そしてモノクロと赤を基調とした神秘的なカラー。

これらが幻想的な雰囲気を醸し出していますね。

歌詞に合わせて映し出される神様の姿にも注目です。

人間の世界を覗き見たり、「絵馬」に書かれた人々の願いを読み上げる。

無数の人々を眺める神様はどんな気持ちなのか、気になりますね。

それでは歌詞を読み解いていきましょう。

浮世で神様に祈る人々

繰り広げられる争い

今日も今日とて眺めてみようか
喜怒哀楽修羅の街
地獄の縁で咲いてた
嫉妬嫉妬嫉妬有象無象

出典: 懺悔参り/作詞:羽生まゐご 作曲:羽生まゐご

MVでは神様が「空間に開いた穴」から何かを眺めています。

その先には鳥居のような景色が広がっていることから、人間の世界を覗き見ているのでしょう。

様々な感情に溢れかえる修羅(=争い)の街。

人間の繰り広げる様々な衝突に胸を痛めているのかもしれません。

そして渦巻く幾多もの嫉妬心。

それを有象無象(=くだらないもの)と表現しています。

客観的に見た人間の世界は、「争い」や「嫉妬」が絶えないネガティブな光景に映るのかもしれません。

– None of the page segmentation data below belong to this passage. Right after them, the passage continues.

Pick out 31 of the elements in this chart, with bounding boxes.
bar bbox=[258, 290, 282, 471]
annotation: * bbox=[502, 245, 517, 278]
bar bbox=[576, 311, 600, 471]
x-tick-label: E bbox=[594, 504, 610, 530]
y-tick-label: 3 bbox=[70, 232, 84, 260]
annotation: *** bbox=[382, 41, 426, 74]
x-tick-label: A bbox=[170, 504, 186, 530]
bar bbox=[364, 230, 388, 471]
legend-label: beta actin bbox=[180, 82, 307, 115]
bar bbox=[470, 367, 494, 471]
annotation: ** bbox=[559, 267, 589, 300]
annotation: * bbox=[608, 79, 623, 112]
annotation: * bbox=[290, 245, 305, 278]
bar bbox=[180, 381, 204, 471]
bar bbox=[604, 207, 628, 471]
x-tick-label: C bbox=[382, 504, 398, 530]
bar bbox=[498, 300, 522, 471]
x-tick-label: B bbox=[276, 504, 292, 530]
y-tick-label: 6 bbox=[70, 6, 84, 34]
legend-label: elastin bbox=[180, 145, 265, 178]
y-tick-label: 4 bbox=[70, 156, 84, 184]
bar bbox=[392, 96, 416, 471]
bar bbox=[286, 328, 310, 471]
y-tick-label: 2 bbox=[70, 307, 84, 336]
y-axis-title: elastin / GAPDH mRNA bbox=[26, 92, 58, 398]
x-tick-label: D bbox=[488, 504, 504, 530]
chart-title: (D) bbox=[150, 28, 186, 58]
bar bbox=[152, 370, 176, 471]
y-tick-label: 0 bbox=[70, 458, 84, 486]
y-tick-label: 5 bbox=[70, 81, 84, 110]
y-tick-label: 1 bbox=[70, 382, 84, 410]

「攻撃されないように」「妬まれないように」と注意を払って生きる人も少なくないはずです。

神様が抱く罪悪感

どうかどうか貴方の為に
祈らないで願わないで
何もできやしないさ
子供騙し おまじない

出典: 懺悔参り/作詞:羽生まゐご 作曲:羽生まゐご

絵馬に書かれた願い事を読む神様。

これらの「神頼み」の願いに意味がないと言っています。

絵馬に願い事を書くのはただの気休め。

あるいは自己暗示。

願ったところで神様が全て叶えてあげられる訳ではないのです。

だからこそ、「神頼み」にするのではなく、自分の力で生き抜いてほしい。

でないと、「救えない自分」に罪悪感が湧いてしまう。

そんな心情で神様は眺めているのではないでしょうか。